History

Second French Empire
- Name: Arcole
- Namesake: Battle of Arcole
- Ordered: 13 November 1852
- Builder: Arsenal de Cherbourg
- Laid down: 4 March 1853
- Launched: 20 March 1855
- Completed: September 1856
- Commissioned: 8 May 1856
- Reclassified: As a prison hulk, May 1871
- Stricken: 11 April 1870
- Fate: Scrapped, 1872

General characteristics (as built)
- Class & type: Algésiras-class ship of the line
- Displacement: 5,121 t (5,040 long tons)
- Length: 71.23 m (233 ft 8 in) (waterline)
- Beam: 16.8 m (55 ft 1 in)
- Draught: 8.45 m (27 ft 9 in) (full load)
- Depth of hold: 8.16 m (26 ft 9 in)
- Installed power: 8 boilers; 3,600 PS (2,600 kW)
- Propulsion: 1 screw; 2 horizontal-return connecting-rod steam engines
- Sail plan: Ship rigged
- Speed: 13 knots (24 km/h; 15 mph)
- Complement: 913
- Armament: Lower gundeck: 18 × 36 pdr cannon; 16 × 223.3 mm (8.8 in) Paixhans guns; Upper gundeck: 34 × 30 pdr cannon; Quarterdeck and forecastle: 20 × 30 pdr cannon; 2 × 163 mm (6.4 in) rifled muzzle-loading guns;

= French ship Arcole (1855) =

Ship of the line of the French Navy

Arcole was one of five second-rank, 90-gun, steam-powered ships of the line built for the French Navy in the 1850s. The ship participated in the Second Italian War of Independence in 1859 and was scrapped in 1872.

==Description==
The Algésiras-class ships were repeats of the pioneering ship of the line and were also designed by naval architect Henri Dupuy de Lôme. They had a length at the waterline of 71.23 m, a beam of 16.8 m and a depth of hold of 8.16 m. The ships displaced 5121 t and had a draught of 8.45 m at deep load. Their crew numbered 913 officers and ratings.

The primary difference between Napoléon and the Algésiras class was that the boilers of the latter ships were moved forward of the engines. Arcole was powered by a pair of four-cylinder horizontal-return connecting-rod steam engines that drove the single propeller shaft using steam provided by eight boilers. The engines were rated at 900 nominal horsepower and produced 3600 PS which gave her a speed of 13 kn. The ships were fitted with three masts and ship rigged.
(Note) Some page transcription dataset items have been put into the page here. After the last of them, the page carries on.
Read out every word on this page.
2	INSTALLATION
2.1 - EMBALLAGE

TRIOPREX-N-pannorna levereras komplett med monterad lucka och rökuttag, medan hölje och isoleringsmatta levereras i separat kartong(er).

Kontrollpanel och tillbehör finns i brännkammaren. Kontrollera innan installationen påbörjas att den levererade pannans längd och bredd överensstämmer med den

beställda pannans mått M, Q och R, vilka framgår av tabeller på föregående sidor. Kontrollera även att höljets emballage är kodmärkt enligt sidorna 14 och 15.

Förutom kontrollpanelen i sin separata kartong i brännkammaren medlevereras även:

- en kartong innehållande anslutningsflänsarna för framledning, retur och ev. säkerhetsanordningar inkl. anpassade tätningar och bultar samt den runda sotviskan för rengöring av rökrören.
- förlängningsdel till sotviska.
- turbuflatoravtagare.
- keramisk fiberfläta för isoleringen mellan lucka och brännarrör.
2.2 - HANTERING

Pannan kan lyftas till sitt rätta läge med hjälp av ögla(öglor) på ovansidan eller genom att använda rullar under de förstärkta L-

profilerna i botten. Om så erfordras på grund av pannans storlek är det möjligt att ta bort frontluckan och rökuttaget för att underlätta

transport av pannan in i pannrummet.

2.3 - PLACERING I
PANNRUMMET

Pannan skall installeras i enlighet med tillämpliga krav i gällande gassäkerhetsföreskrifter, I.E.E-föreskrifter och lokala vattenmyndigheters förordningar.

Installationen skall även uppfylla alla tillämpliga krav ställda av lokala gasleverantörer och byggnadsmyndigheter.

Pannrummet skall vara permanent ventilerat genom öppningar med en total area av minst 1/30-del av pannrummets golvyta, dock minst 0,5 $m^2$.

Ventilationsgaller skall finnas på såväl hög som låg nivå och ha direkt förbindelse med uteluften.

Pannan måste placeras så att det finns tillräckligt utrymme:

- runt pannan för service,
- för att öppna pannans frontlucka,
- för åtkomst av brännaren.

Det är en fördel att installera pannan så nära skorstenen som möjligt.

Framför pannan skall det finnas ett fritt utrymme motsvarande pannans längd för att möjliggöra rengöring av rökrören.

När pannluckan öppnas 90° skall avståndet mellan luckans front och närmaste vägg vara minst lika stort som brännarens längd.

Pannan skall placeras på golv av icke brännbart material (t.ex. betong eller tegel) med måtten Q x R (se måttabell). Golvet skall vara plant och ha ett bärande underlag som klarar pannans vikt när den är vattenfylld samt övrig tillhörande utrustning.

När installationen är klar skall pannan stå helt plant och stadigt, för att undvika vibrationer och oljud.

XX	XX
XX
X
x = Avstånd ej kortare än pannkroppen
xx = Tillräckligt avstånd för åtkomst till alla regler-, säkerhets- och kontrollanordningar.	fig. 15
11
The armament of the Algésiras-class ships consisted of eighteen 36-pounder (174.8 mm) smoothbore cannon and sixteen 223.3 mm Paixhans guns on the lower gundeck and thirty-four 30-pounder 164.7 mm cannon on the upper gundeck. On the quarterdeck and forecastle were twenty 30-pounder cannon and a pair of 163 mm rifled muzzle-loading guns.

== Career ==
Arcole took part in the Second Italian War of Independence, and was broken up in 1872.